Businesses must be protected to the fullest extent when carrying out their operations to ensure that customers comply with their obligations and to restrict liability in relevant circumstances.
We have the expertise to advise you when you are asked to sign up to any commercial contract or, when you need such contracts to protect your business. We will seek to protect and enhance your position, no matter the business sector or transaction size.
Contracts - The Basics
Essential terms that should be included:
1. Parties: names and addresses of all should be clearly stated.
2. Payment Provisions: exact price for goods or services to be supplied and when payment(s) are to be made. Rate of interest on overdue amounts and consequences of failure to pay should also be detailed. Is the price excusive of VAT? Does it include delivery charges?
3. Assignation: option for a party to transfer their contractual obligations and rights to someone else?
4. Term: length of contract should be stated and options to continue the contract.
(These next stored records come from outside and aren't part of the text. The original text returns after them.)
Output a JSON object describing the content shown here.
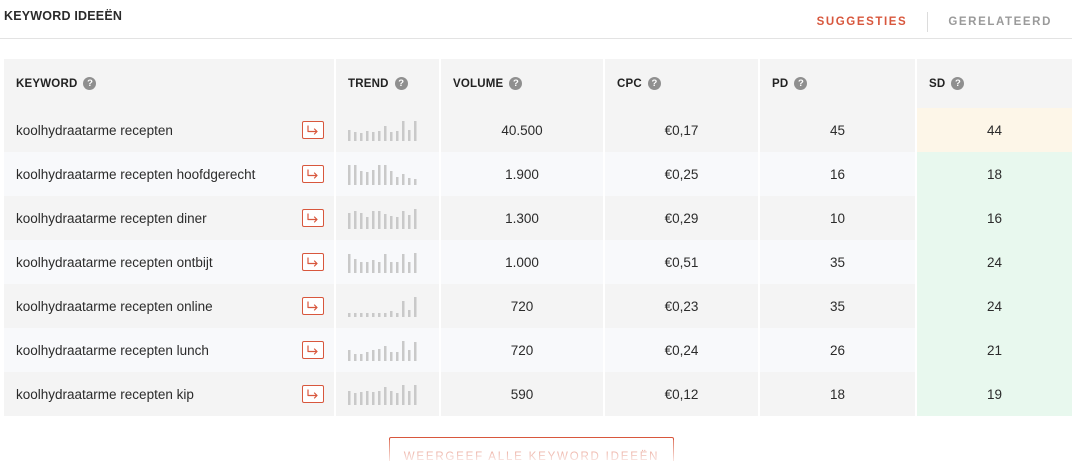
{
  "title": "KEYWORD IDEEËN",
  "tabs": [
    {
      "label": "SUGGESTIES",
      "active": true
    },
    {
      "label": "GERELATEERD",
      "active": false
    }
  ],
  "columns": {
    "keyword": "KEYWORD",
    "trend": "TREND",
    "volume": "VOLUME",
    "cpc": "CPC",
    "pd": "PD",
    "sd": "SD",
    "help_glyph": "?"
  },
  "rows": [
    {
      "keyword": "koolhydraatarme recepten",
      "volume": "40.500",
      "cpc": "€0,17",
      "pd": "45",
      "sd": "44",
      "sd_color": "#fdf6e8",
      "trend": [
        0.55,
        0.45,
        0.4,
        0.5,
        0.45,
        0.5,
        0.75,
        0.45,
        0.5,
        1.0,
        0.55,
        1.0
      ]
    },
    {
      "keyword": "koolhydraatarme recepten hoofdgerecht",
      "volume": "1.900",
      "cpc": "€0,25",
      "pd": "16",
      "sd": "18",
      "sd_color": "#e8f8ee",
      "trend": [
        1.0,
        1.0,
        0.7,
        0.65,
        0.75,
        1.0,
        1.0,
        0.7,
        0.4,
        0.55,
        0.35,
        0.3
      ]
    },
    {
      "keyword": "koolhydraatarme recepten diner",
      "volume": "1.300",
      "cpc": "€0,29",
      "pd": "10",
      "sd": "16",
      "sd_color": "#e8f8ee",
      "trend": [
        0.8,
        0.9,
        0.8,
        0.6,
        0.9,
        0.9,
        0.75,
        0.65,
        0.6,
        0.9,
        0.7,
        1.0
      ]
    },
    {
      "keyword": "koolhydraatarme recepten ontbijt",
      "volume": "1.000",
      "cpc": "€0,51",
      "pd": "35",
      "sd": "24",
      "sd_color": "#e8f8ee",
      "trend": [
        0.95,
        0.7,
        0.55,
        0.55,
        0.65,
        0.55,
        0.95,
        0.55,
        0.55,
        0.95,
        0.55,
        1.0
      ]
    },
    {
      "keyword": "koolhydraatarme recepten online",
      "volume": "720",
      "cpc": "€0,23",
      "pd": "35",
      "sd": "24",
      "sd_color": "#e8f8ee",
      "trend": [
        0.2,
        0.2,
        0.2,
        0.2,
        0.2,
        0.2,
        0.2,
        0.3,
        0.2,
        0.8,
        0.35,
        1.0
      ]
    },
    {
      "keyword": "koolhydraatarme recepten lunch",
      "volume": "720",
      "cpc": "€0,24",
      "pd": "26",
      "sd": "21",
      "sd_color": "#e8f8ee",
      "trend": [
        0.55,
        0.35,
        0.35,
        0.45,
        0.55,
        0.6,
        0.75,
        0.45,
        0.45,
        1.0,
        0.55,
        0.95
      ]
    },
    {
      "keyword": "koolhydraatarme recepten kip",
      "volume": "590",
      "cpc": "€0,12",
      "pd": "18",
      "sd": "19",
      "sd_color": "#e8f8ee",
      "trend": [
        0.7,
        0.6,
        0.65,
        0.7,
        0.65,
        0.7,
        0.9,
        0.7,
        0.6,
        1.0,
        0.7,
        1.0
      ]
    }
  ],
  "footer_button": "WEERGEEF ALLE KEYWORD IDEEËN",
  "colors": {
    "accent": "#d8573d",
    "bar": "#c9c9c9"
  }
}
5. Limitation of Liability: caps the liability on either party to the contract.
6. Termination Provisions: circumstances where either party can terminate the agreement should be clearly set out.
7. Arbitration: procedure to be followed if parties are in dispute.
8. Confidentiality: the contract may contain information that is commercially sensitive to the parties. In order to protect you, confidentiality clauses can be drafted.
9. Warranties: give contractual rights to a party to the contract to sue for damages if there is a breach of any warranty.
10. Indemnity: is an obligation to compensate by making a payment for a defined loss or damage.
11. Force Majeure: covers situation where neither party through no fault of their own can perform the contract i.e. natural disaster.
12. Applicable Law: which country’s law governs the contract should be clearly stated.